Manchester United zebrał z debiutu na giełdzie nowojorskiej mniej, niż oczekiwał, ale więcej niż jakakolwiek inna organizacja sportowa. Początek miał lepszy niż Facebook, choć gra toczyła się o dużo mniejsze pieniądze. Za 232 mln dol. sprzedał 10 proc. akcji, co znaczy, że jego wartość wyceniono na 2,3 mld dol.
Faza wstępna
Co tę wartość tworzy? Klub założony w 1878 r. przez kolejarzy to od lat jeden z najlepszych zespołów piłkarskich Anglii. Zakosztował już w czasie swojego żywota 14 lat na giełdzie, z mizernymi skutkami dla akcjonariuszy. Ponad pół wieku temu Manchester United dosięgła tragedia, która przysporzyła mu sympatii i spotęgowała zainteresowanie. 6 lutego 1958 r. w katastrofie British European Airways na lotnisku w Monachium zginęli niemal wszyscy piłkarze Manchesteru powracający z rozegranego w Belgradzie meczu z FK Crvena Zvezda Belgrad w Pucharze Europy (remis 3:3 dał im awans do półfinału). Jednym z nielicznych ocalałych był Bobby Charlton. 10 lat później zdobył z Manchesterem Puchar Mistrzów, strzelając w finale dwa gole Benfice Lizbona. Rozegrał w klubie 754 mecze, strzelił 247 bramek i w ciągu całej kariery nie dostał ani jednej żółtej kartki. Był w składzie Anglii na czterech finałach mistrzostw świata w piłce nożnej. Dostał od królowej tytuł szlachecki.
Kiedyś doczeka się go pewno inna wielka gwiazda Manchesteru, David Beckham, który zadebiutował w klubie jako 17-latek. Za jego czasów Manchester sześć razy wygrał Premier League, raz Ligę Mistrzów i dwukrotnie zdobył Puchar Federacji. Beckham, który dziś zbiera miliony głównie z reklam, grał pod batutą innej legendy światowego futbolu – Alexa Fergusona, któremu w 1999 r. królowa Elżbieta II nadała tytuł szlachecki za zdobycie potrójnej korony (Pucharu Anglii, Mistrzostwa Anglii oraz Pucharu Mistrzów).
W paszczy rekina giełdowego
Nie sposób się za to doszukać arystokratycznych korzeni u człowieka, który do niedawna był wyłącznym właścicielem Manchesteru i wprowadził go w sierpniu 2012 r. na giełdę nowojorską. Amerykański miliarder Malcolm Glazer, nr 442 w najnowszym rankingu najbogatszych magazynu „Forbes”, stopniowo skupował akcje Manchesteru, gdy ten kulał na giełdzie londyńskiej, i w 2005 r. przejął klub całkowicie na własność za około 1,45 mld dol.
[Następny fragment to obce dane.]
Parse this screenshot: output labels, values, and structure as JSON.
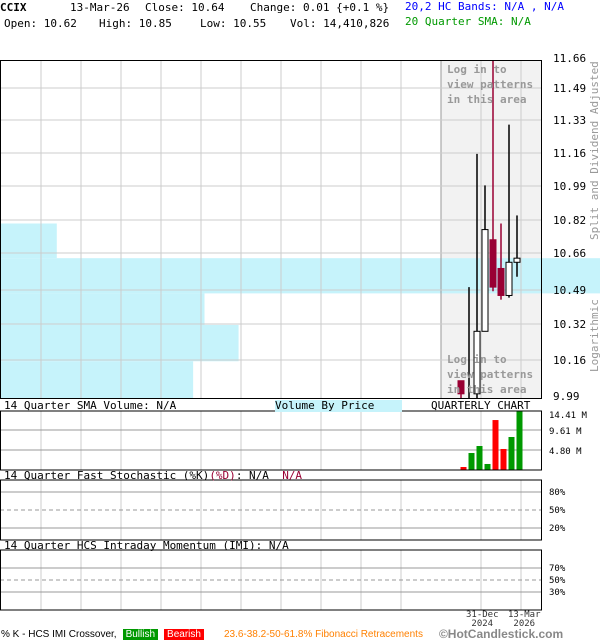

Firmy w tarapatach to jego specjalność.
Po nieudanych przymiarkach do Formiki i Harley-Davidsona Glazer kupił kołyszącą się na krawędzi bankructwa firmę naftową Zapata, założoną przez byłego prezydenta Busha (seniora). Dziś kieruje holdingiem, którego główne interesy to produkcja i dystrybucja żywności. Jest także właścicielem Tampa Bay Buccaneers, zawodowej drużyny futbolu amerykańskiego.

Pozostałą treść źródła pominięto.